There are two laugh-out-loud moments in the tame Spanish comedy “A pesar de todo,” which translates as “Despite Everything.”
Both involve a libidinous artist, played by Carlos Bardem, Javier Bardem’s older brother. And both are sight gags of the male member, something a painter who specializes in nudes works into any self-portrait he paints, because he can’t add it to the many, many naked women he’s painted over the decades.
Si, the character Pablo lands laughs with, as the Spaniards say, a “broma de la polla.”
“Despite Everything,” in Spanish with English subtitles, is about four sisters who are sent on “a scavenger hunt” for their biological father after their mother’s death.
Mom, played by Marisa Parades, an alumna of several Pedro Almodódar, tells her girls her big secret in one of those video farewells that serve as “wills” only in the movies.
“Pedro is not your biological father.”
Their dad (Juan Diego) has a few screws loose, something exacerbated by the funeral. He cannot know.
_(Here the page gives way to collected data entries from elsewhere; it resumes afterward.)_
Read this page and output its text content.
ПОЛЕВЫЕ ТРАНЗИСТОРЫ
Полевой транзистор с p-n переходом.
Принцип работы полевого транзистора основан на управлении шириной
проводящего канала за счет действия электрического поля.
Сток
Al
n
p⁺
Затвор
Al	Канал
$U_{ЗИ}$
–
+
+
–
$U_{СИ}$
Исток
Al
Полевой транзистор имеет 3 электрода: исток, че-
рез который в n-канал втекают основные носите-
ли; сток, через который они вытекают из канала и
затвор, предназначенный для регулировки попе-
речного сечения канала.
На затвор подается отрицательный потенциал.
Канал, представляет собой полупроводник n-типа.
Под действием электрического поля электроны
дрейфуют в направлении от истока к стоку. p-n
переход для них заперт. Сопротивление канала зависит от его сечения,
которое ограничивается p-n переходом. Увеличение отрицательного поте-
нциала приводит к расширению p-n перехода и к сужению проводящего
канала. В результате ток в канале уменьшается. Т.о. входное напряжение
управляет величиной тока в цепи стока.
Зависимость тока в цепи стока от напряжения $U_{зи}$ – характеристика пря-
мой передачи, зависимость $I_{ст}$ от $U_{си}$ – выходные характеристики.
But they cannot collect their inheritance from mom until they “find out who your father is yourselves.”
She gives them names, via her lawyer, and the four pile into a car — reluctantly hurled together on this quest none of them wants to undertake.
They’re all stylish, striking, liberated Spanish women, and this is “a bad joke” to each and every sister.
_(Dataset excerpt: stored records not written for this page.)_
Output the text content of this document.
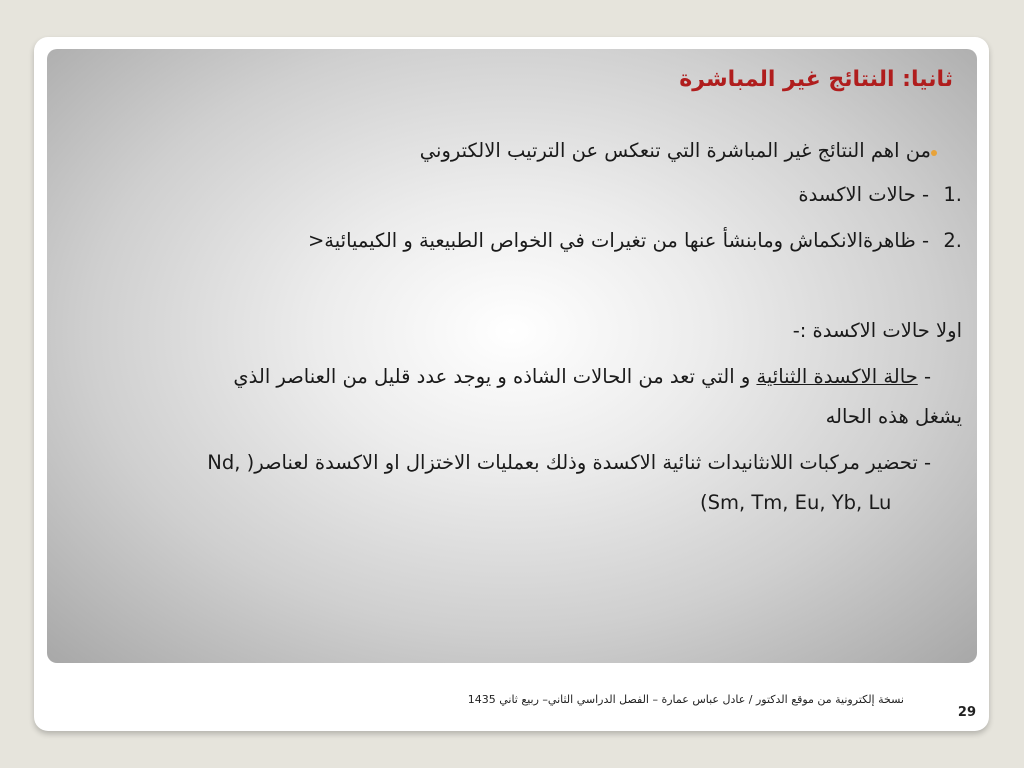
ثانيا: النتائج غير المباشرة

من اهم النتائج غير المباشرة التي تنعكس عن الترتيب الالكتروني

1.

- حالات الاكسدة

2.

- ظاهرةالانكماش ومابنشأ عنها من تغيرات في الخواص الطبيعية و الكيميائية<

اولا حالات الاكسدة :-

- حالة الاكسدة الثنائية و التي تعد من الحالات الشاذه و يوجد عدد قليل من العناصر الذي

يشغل هذه الحاله

- تحضير مركبات اللانثانيدات ثنائية الاكسدة وذلك بعمليات الاختزال او الاكسدة لعناصر( ,Nd

(Sm, Tm, Eu, Yb, Lu

نسخة إلكترونية من موقع الدكتور / عادل عباس عمارة – الفصل الدراسي الثاني– ربيع ثاني 1435

29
Sara (Blanca Suárez) is a TV news magazine editor living in New York, who left behind Dad’s favorite TV actor (Maxi Iglesias), also Dad’s favorite among her old boyfriends when she moved away.
But “Dad” isn’t her real father, and she’s not interested in renewing the relationship with Alejandro, the star of TV’s My Life Without You,” so she’s got time to interrogate potential biological fathers.
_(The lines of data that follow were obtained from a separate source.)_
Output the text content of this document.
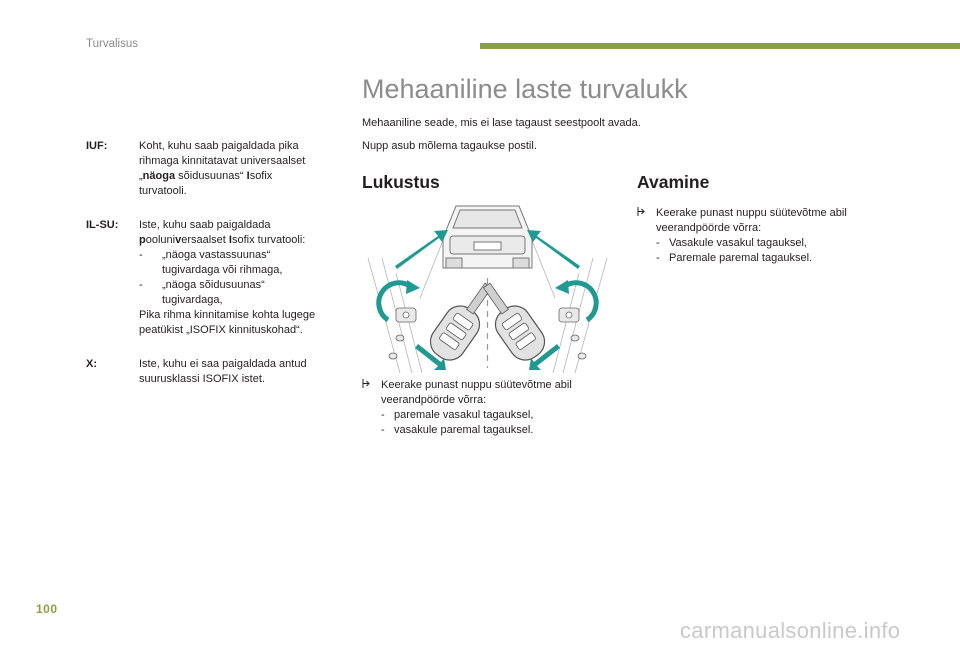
Turvalisus
IUF:	Koht, kuhu saab paigaldada pika
rihmaga kinnitatavat universaalset
„näoga sõidusuunas“ Isofix
turvatooli.
IL-SU:	Iste, kuhu saab paigaldada
pooluniversaalset Isofix turvatooli:
- „näoga vastassuunas“
tugivardaga või rihmaga,
- „näoga sõidusuunas“
tugivardaga,
Pika rihma kinnitamise kohta lugege
peatükist „ISOFIX kinnituskohad“.
X:	Iste, kuhu ei saa paigaldada antud
suurusklassi ISOFIX istet.
Mehaaniline laste turvalukk
Mehaaniline seade, mis ei lase tagaust seestpoolt avada.
Nupp asub mõlema tagaukse postil.
Lukustus	Avamine
Keerake punast nuppu süütevõtme abil
veerandpöörde võrra:
- Vasakule vasakul tagauksel,
- Paremale paremal tagauksel.
Keerake punast nuppu süütevõtme abil
veerandpöörde võrra:
- paremale vasakul tagauksel,
- vasakule paremal tagauksel.
100
carmanualsonline.info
Lucia (Macarena García) is the youngest, vivacious and so sexy that she can only get her fill in threesomes.
Sofia (Amaia Salamanca) is a lip-pierced lesbian artist who’s not told the others about her girlfriend of one year. lejandro’s show “My Life Without You”
And Claudia (Belén Cuesta) hasn’t revealed that her husband left her months ago, and that she’s medicated to the gills as a coping mechanism.
Argentine co-writer/director Gabriela Tagliavini uses a few actresses from Almodóvar’s Madrid repertory company, but a filmmaker whose biggest hit was “Cómo cortar a tu patán” (“How to Break Up With Your Douchebag”) isn’t operating on the same level as Mr. “Women in the Verge of a Nervous Breakdown.”
The lack of subtlety isn’t an issue, but if you can’t wring laughs out of prospective papas who include a blind priest, maybe it is.
Tagliavani stages car-ride sing-alongs, which follow the shared “peace pop” (marijuana) and accompany the sibling rivalry — Which sister has it worst? — banter of the drives.
The sister/actresses each have a little to play with, but can’t make sangria out of a script that left out the wine.
Bardem is the first prospective dad they visit and earns the most promising character and best lines — “I don’t believe in science,” “Death and I don’t get along” and “Your mother was a being of light.”
“Oh, Carmen! She makes me laugh from the afterlife!”
But even his scenes aren’t hilarious, save for the giggling schoolboy penis jokes I mentioned earlier. And nothing that follows has even that much life.
Tagliavini scored some of the sexiest sirens of Spanish language cinema for “Despite Everything,” but all she’s done for them is make them “Women on the Verge of Being in a Funnier Movie.”
MPAA Rating: TV-MA, sex, painted nudes, pot use and profanity
Cast: Blanca Suárez, Macarena García, Amaia Salamanca, Belén Cuesta, Maxi Iglesias, Carlos Bardem
Credits: Directed by Gabriela Tagliavini, script by Eugene B. Rhee, Helena Rhee, Gabriela Tagliavini A Netflix release.